CARNEGIE MELLON UNIVERSITY, SILICON VALLEY, Calif., 9 April 2008 — Bay Area based Locus Technologies is in large part responsible for the creation of an emerging technical sector— the storage and management of environmental industry data. Even conservative estimates project rapid growth in the environmental information arena, with an increasing need for software tools to store, manage and manipulate data. Such data includes the massive amount of complex information collected during environmental cleanup projects, air emissions, greenhouse gasses monitoring, and other activities, which in past practice was stored in various distributed locations from spreadsheets to PDAs to field notebooks. Locus stores environmental industry data in an online central database, making it accessible via the Web and available for analysis, visualization, and reporting, leveraging Web 2.0 technologies such as Service Oriented Architecture, mashups, and vertical searches.

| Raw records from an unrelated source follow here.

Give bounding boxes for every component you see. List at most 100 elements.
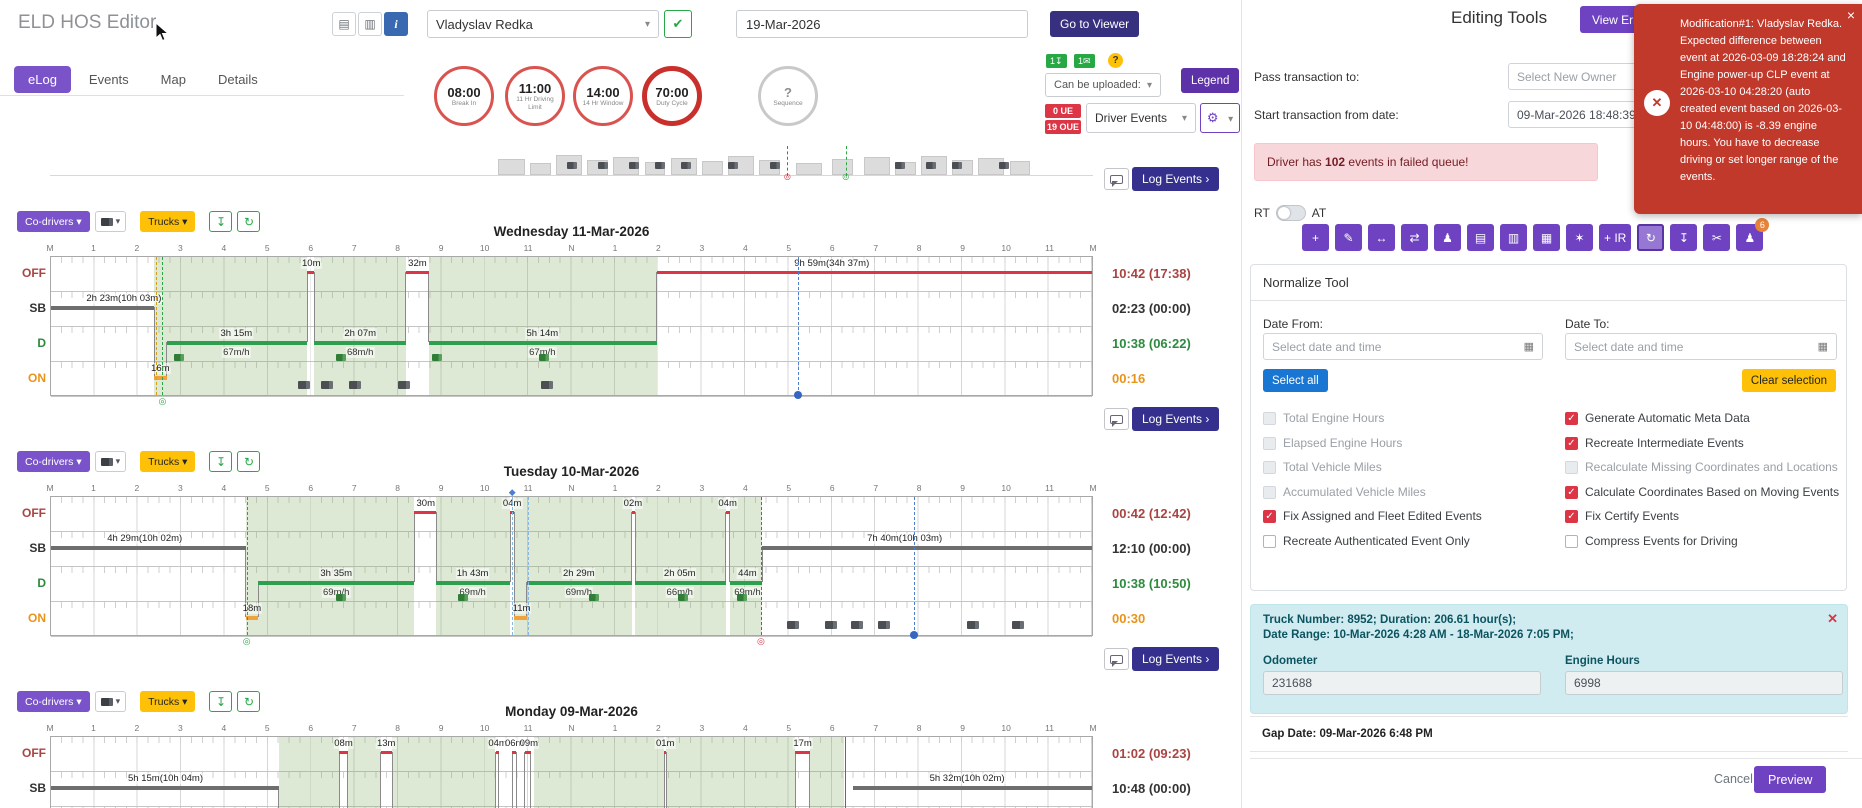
duty-segment[interactable] — [245, 616, 259, 620]
add-ir-button[interactable]: + IR — [1599, 224, 1632, 251]
truck-icon[interactable] — [895, 162, 906, 169]
odometer-input[interactable] — [1263, 671, 1541, 695]
preview-button[interactable]: Preview — [1754, 766, 1827, 793]
normalize-option-left-4[interactable]: ✓ Fix Assigned and Fleet Edited Events — [1263, 509, 1555, 525]
add-event-button[interactable]: + — [1302, 224, 1329, 251]
edit-event-button[interactable]: ✎ — [1335, 224, 1362, 251]
truck-moving-icon[interactable] — [458, 594, 469, 601]
checkbox-unchecked[interactable] — [1565, 534, 1578, 548]
truck-icon[interactable] — [655, 162, 666, 169]
duty-segment[interactable] — [526, 581, 632, 585]
duty-segment[interactable] — [339, 751, 348, 754]
duty-segment[interactable] — [795, 751, 810, 754]
engine-hours-input[interactable] — [1565, 671, 1843, 695]
truck-select-button[interactable]: ▾ — [94, 691, 127, 712]
collapse-events-button[interactable]: ↧ — [1670, 224, 1698, 251]
truck-icon[interactable] — [952, 162, 963, 169]
duty-segment[interactable] — [166, 341, 308, 345]
error-circle-icon[interactable]: ✕ — [1644, 90, 1670, 116]
truck-moving-icon[interactable] — [677, 594, 688, 601]
trucks-dropdown[interactable]: Trucks ▾ — [140, 451, 196, 472]
date-to-input[interactable]: Select date and time ▦ — [1565, 333, 1837, 360]
log-comments-button[interactable] — [1104, 648, 1129, 670]
truck-icon[interactable] — [926, 162, 937, 169]
log-date-input[interactable] — [736, 10, 1028, 38]
co-drivers-dropdown[interactable]: Co-drivers ▾ — [17, 211, 90, 232]
normalize-option-right-3[interactable]: ✓ Calculate Coordinates Based on Moving E… — [1565, 485, 1843, 501]
cancel-button[interactable]: Cancel — [1714, 772, 1753, 786]
magic-fix-button[interactable]: ✶ — [1566, 224, 1593, 251]
tab-map[interactable]: Map — [147, 66, 200, 93]
truck-moving-icon[interactable] — [174, 354, 185, 361]
duty-segment[interactable] — [635, 581, 726, 585]
swap-events-button[interactable]: ⇄ — [1401, 224, 1428, 251]
download-log-button[interactable]: ↧ — [209, 451, 233, 472]
duty-segment[interactable] — [664, 751, 667, 754]
checkbox-disabled[interactable] — [1263, 412, 1276, 425]
driver-queue-button[interactable]: ♟ 6 — [1736, 218, 1770, 251]
log-events-button[interactable]: Log Events › — [1132, 647, 1220, 671]
duty-segment[interactable] — [631, 511, 635, 514]
normalize-option-left-2[interactable]: Total Vehicle Miles — [1263, 460, 1555, 476]
truck-event-icon[interactable] — [877, 621, 890, 629]
extend-event-button[interactable]: ↔ — [1368, 224, 1395, 251]
checkbox-disabled[interactable] — [1263, 485, 1276, 499]
legend-button[interactable]: Legend — [1181, 68, 1240, 93]
marker-drag-handle[interactable] — [794, 391, 803, 399]
checkbox-disabled[interactable] — [1263, 461, 1276, 475]
download-log-button[interactable]: ↧ — [209, 691, 233, 712]
truck-icon[interactable] — [629, 162, 640, 169]
truck-event-icon[interactable] — [397, 381, 410, 389]
calendar-icon[interactable]: ▦ — [1523, 341, 1534, 353]
driver-events-select[interactable]: Driver Events ▾ — [1086, 103, 1196, 133]
split-event-button[interactable]: ✂ — [1703, 224, 1731, 251]
gear-icon[interactable]: ⚙ ▾ — [1200, 103, 1240, 133]
refresh-log-button[interactable]: ↻ — [237, 211, 261, 232]
select-all-button[interactable]: Select all — [1263, 369, 1328, 392]
truck-moving-icon[interactable] — [539, 354, 550, 361]
duty-segment[interactable] — [656, 271, 1092, 274]
checkbox-checked[interactable]: ✓ — [1565, 436, 1578, 450]
columns-button[interactable]: ▦ — [1533, 224, 1560, 251]
duty-status-chart[interactable]: M 1 2 3 4 5 6 7 8 9 10 11 N 1 2 3 4 5 6 7 8 9 10 11 M 4h 29m(10h … — [46, 483, 1096, 646]
truck-moving-icon[interactable] — [336, 354, 347, 361]
date-from-input[interactable]: Select date and time ▦ — [1263, 333, 1543, 360]
refresh-events-button[interactable]: ↻ — [1637, 224, 1665, 251]
truck-event-icon[interactable] — [348, 381, 361, 389]
tab-elog[interactable]: eLog — [14, 66, 71, 93]
checkbox-unchecked[interactable] — [1263, 534, 1276, 548]
duty-segment[interactable] — [51, 306, 155, 310]
duty-segment[interactable] — [852, 786, 1092, 790]
truck-event-icon[interactable] — [787, 621, 800, 629]
tab-details[interactable]: Details — [204, 66, 272, 93]
trucks-dropdown[interactable]: Trucks ▾ — [140, 211, 196, 232]
refresh-log-button[interactable]: ↻ — [237, 691, 261, 712]
duty-segment[interactable] — [428, 341, 657, 345]
truck-moving-icon[interactable] — [589, 594, 600, 601]
clear-selection-button[interactable]: Clear selection — [1741, 369, 1836, 392]
download-log-button[interactable]: ↧ — [209, 211, 233, 232]
checkbox-disabled[interactable] — [1263, 436, 1276, 450]
truck-icon[interactable] — [566, 162, 577, 169]
close-icon[interactable]: ✕ — [1827, 611, 1838, 626]
chart-grid[interactable]: 5h 15m(10h 04m) 08m 13m 04m 06m 09m 01m 17m 5h 3… — [50, 736, 1093, 808]
log-events-button[interactable]: Log Events › — [1132, 407, 1220, 431]
chart-grid[interactable]: 2h 23m(10h 03m) 16m 3h 15m 67m/h 10m 2h 07m 68… — [50, 256, 1093, 406]
duty-segment[interactable] — [51, 786, 279, 790]
trucks-dropdown[interactable]: Trucks ▾ — [140, 691, 196, 712]
duty-segment[interactable] — [258, 581, 415, 585]
duty-segment[interactable] — [380, 751, 393, 754]
duty-segment[interactable] — [514, 616, 527, 620]
duty-segment[interactable] — [314, 341, 406, 345]
help-icon[interactable]: ? — [1108, 53, 1123, 68]
truck-moving-icon[interactable] — [336, 594, 347, 601]
truck-icon[interactable] — [769, 162, 780, 169]
can-be-uploaded-select[interactable]: Can be uploaded: ▾ — [1045, 73, 1161, 97]
assign-driver-button[interactable]: ♟ — [1434, 224, 1461, 251]
close-icon[interactable]: × — [1846, 7, 1855, 23]
normalize-option-right-1[interactable]: ✓ Recreate Intermediate Events — [1565, 436, 1843, 452]
normalize-option-right-2[interactable]: Recalculate Missing Coordinates and Loca… — [1565, 460, 1843, 476]
duty-segment[interactable] — [51, 546, 246, 550]
normalize-option-right-0[interactable]: ✓ Generate Automatic Meta Data — [1565, 411, 1843, 427]
rt-at-toggle[interactable] — [1275, 205, 1306, 221]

Carnegie Melon alumnus Dr. Neno Duplan is the founder and CEO of Locus Technologies where he has
pioneered the application of an Internet based on-demand computing model for data management in the
environmental industry.

Dr. Duplan is the author of more than 30 technical papers on the use of technologies in the environmental
industry. As a research associate at Carnegie Mellon in the early eighties, he developed the first prototype system
for environmental and geological data management and display using microcomputers. This early work led to the
development of numerous database management systems at some of the nation’s largest contaminated sites, and
ultimately to the formation of Locus Technologies in 1997.

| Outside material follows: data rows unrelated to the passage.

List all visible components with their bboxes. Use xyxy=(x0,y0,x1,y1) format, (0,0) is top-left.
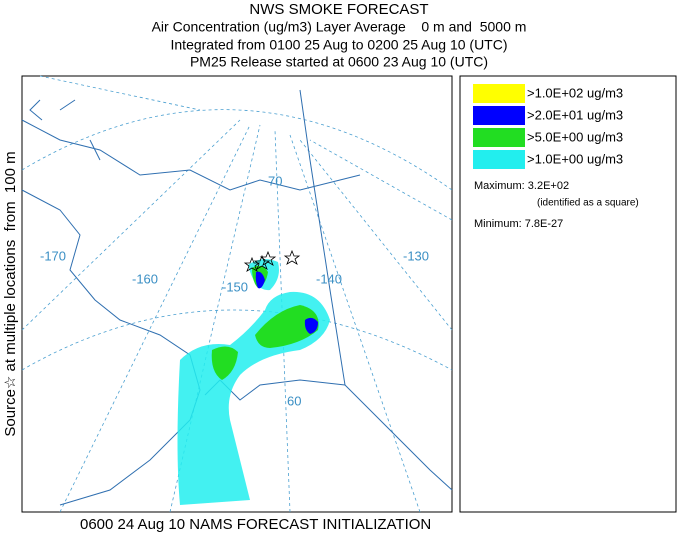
subtitle: PM25 Release started at 0600 23 Aug 10 (… xyxy=(190,54,488,70)
footer: 0600 24 Aug 10 NAMS FORECAST INITIALIZAT… xyxy=(80,516,431,533)
legend-label: >1.0E+00 ug/m3 xyxy=(527,151,623,166)
map: -170 -160 -150 -140 -130 70 60 xyxy=(21,75,453,513)
legend-swatch xyxy=(473,84,525,103)
plume-area xyxy=(255,271,265,289)
title: NWS SMOKE FORECAST xyxy=(249,1,428,18)
subtitle: Air Concentration (ug/m3) Layer Average … xyxy=(152,19,527,35)
plume-area xyxy=(255,305,319,348)
graticule-label: 60 xyxy=(287,393,301,408)
graticule-label: -170 xyxy=(40,248,66,263)
legend-label: >1.0E+02 ug/m3 xyxy=(527,85,623,100)
plume-area xyxy=(304,317,318,334)
legend-label: >2.0E+01 ug/m3 xyxy=(527,107,623,122)
smoke-plume xyxy=(177,259,330,505)
graticule-label: -130 xyxy=(403,248,429,263)
graticule-label: -150 xyxy=(222,279,248,294)
legend-swatch xyxy=(473,128,525,147)
legend-frame xyxy=(459,75,677,513)
maximum: Maximum: 3.2E+02 xyxy=(474,180,569,192)
side-label: Source☆ at multiple locations from 100 m xyxy=(2,151,19,436)
graticule-label: -140 xyxy=(316,271,342,286)
minimum: Minimum: 7.8E-27 xyxy=(474,218,563,230)
legend-swatch xyxy=(473,150,525,169)
plume-area xyxy=(211,346,238,380)
source-markers xyxy=(243,249,301,272)
plume-area xyxy=(177,291,330,505)
maximum-note: (identified as a square) xyxy=(537,198,639,209)
graticule xyxy=(21,75,453,513)
legend-swatch xyxy=(473,106,525,125)
legend-label: >5.0E+00 ug/m3 xyxy=(527,129,623,144)
subtitle: Integrated from 0100 25 Aug to 0200 25 A… xyxy=(171,37,508,53)
graticule-label: -160 xyxy=(132,271,158,286)
legend: Maximum: 3.2E+02 (identified as a square… xyxy=(459,75,677,513)
graticule-label: 70 xyxy=(268,173,282,188)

Dr. Duplan earned a Master’s degree in Civil and Environmental Engineering from Carnegie Mellon, Master’s and
Ph.D. degrees in Civil Engineering from the University of Zagreb, Croatia, and a Bachelor’s degree in Civil
Engineering from the University of Split, Croatia. He attended Stanford University’s Advance Project Management
program, and has taught classes at Stanford, Carnegie Mellon, UC Berkeley, and the University of Wisconsin.